November 30, 2001 | Page 3

AS U.S. Marines poured into the southern Afghan province of Kandahar and American warplanes bombed Taliban prisoners, politicians and pundits in the U.S. were already speculating about the target of the next war.

Somalia, Sudan and Iraq emerged at the top of Vice President Dick Cheney's list of "40 to 50" countries that supposedly sponsor terrorism. Never mind that there's no evidence linking these countries to the September 11 attack.

But then, that was never the point. This is a war to extend Washington's economic and political dominance of the world by military means. From the tabloid Chicago Sun-Times to the highbrow Financial Times, pro-war commentators were blunt: the assault on Afghanistan should be used to rehabilitate imperialism.

Now Washington wants to use its success against the Taliban as a license for gunboat diplomacy and military intervention whenever it suits U.S. interests. "Afghanistan is just the beginning of the war against terror," George W. Bush told the Army's 101st Airborne unit in Fort Campbell, Ky., last week. "Across the world, and across the years, we will fight these evil ones, and we will win."

New York Times columnist William Safire, a mouthpiece for administration military hard-liners, declared that the U.S. should immediately overthrow Saddam Hussein in Iraq. Leading Democrats chimed in. Al Gore's former running mate, Sen. Joe Lieberman (D-Conn.), declared that Saddam "will do us terrible damage unless we do him out of power."

A New York Times writer speculated that now might be a good time to take on North Korea--even though the author admitted that the regime has no ties to Osama bin Laden or terrorism.

Some have speculated that Somalia could be next on the hit list--not because it represents a threat to the U.S., but because it might be the easiest country to attack. Like Afghanistan, Somalia is defenseless against U.S. air power--and, as in Afghanistan, Washington can easily arm one group of warlords to get rid of another.

It would also allow the U.S. to get revenge for the killing of 18 U.S. soldiers in 1993--now blamed on bin Laden and Al-Qaeda. Never mind that between 7,000 and 10,000 Somalis were killed by U.S. troops.
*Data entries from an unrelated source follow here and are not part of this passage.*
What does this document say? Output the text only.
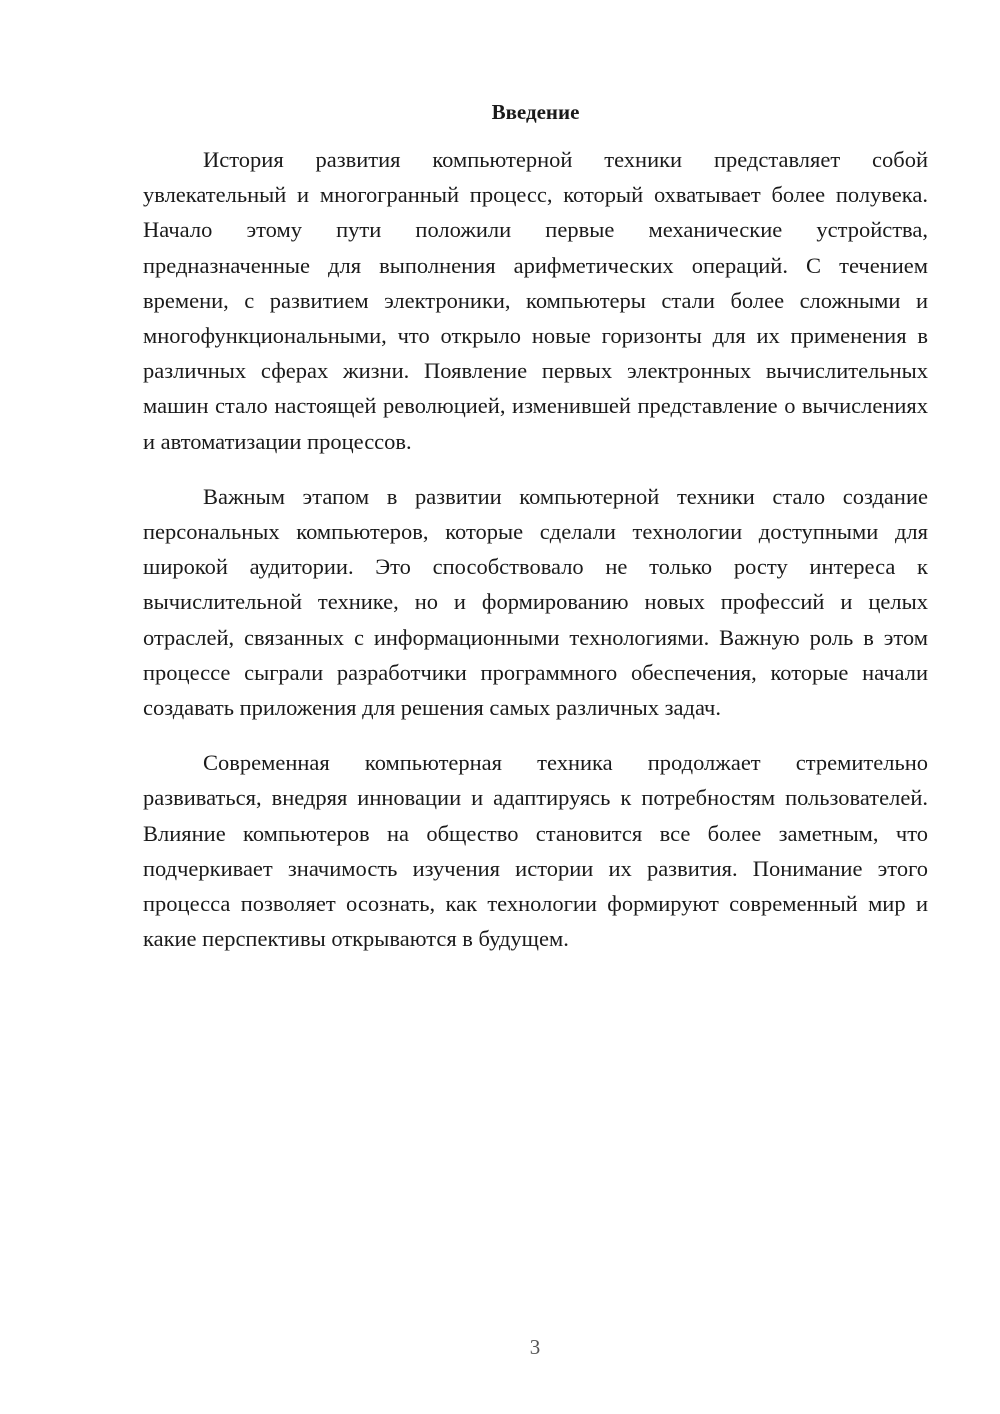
Введение

История развития компьютерной техники представляет собой увлекательный и многогранный процесс, который охватывает более полувека. Начало этому пути положили первые механические устройства, предназначенные для выполнения арифметических операций. С течением времени, с развитием электроники, компьютеры стали более сложными и многофункциональными, что открыло новые горизонты для их применения в различных сферах жизни. Появление первых электронных вычислительных машин стало настоящей революцией, изменившей представление о вычислениях и автоматизации процессов.

Важным этапом в развитии компьютерной техники стало создание персональных компьютеров, которые сделали технологии доступными для широкой аудитории. Это способствовало не только росту интереса к вычислительной технике, но и формированию новых профессий и целых отраслей, связанных с информационными технологиями. Важную роль в этом процессе сыграли разработчики программного обеспечения, которые начали создавать приложения для решения самых различных задач.

Современная компьютерная техника продолжает стремительно развиваться, внедряя инновации и адаптируясь к потребностям пользователей. Влияние компьютеров на общество становится все более заметным, что подчеркивает значимость изучения истории их развития. Понимание этого процесса позволяет осознать, как технологии формируют современный мир и какие перспективы открываются в будущем.

3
But while Washington was abuzz about "Phase II," the sheer barbarism of "Phase I" was only becoming more apparent. UNICEF reported that 100,000 children will die of hunger and disease within weeks unless humanitarian aid is dramatically increased.

Meanwhile, journalists on the scene in Afghanistan described the bodies of surrendered Taliban soldiers who had been systematically executed by Northern Alliance soldiers.

Defense Secretary Donald Rumsfeld effectively endorsed this butchery when he stated that all foreign Taliban troops should be killed or captured--but added that neither the U.S. nor the UN would take prisoners.

There's no telling how long the fighting will go on in Afghanistan. But there's no doubt that Washington's war makers will rain death and destruction on whoever gets in their way--unless we build a movement that can stop their war machine.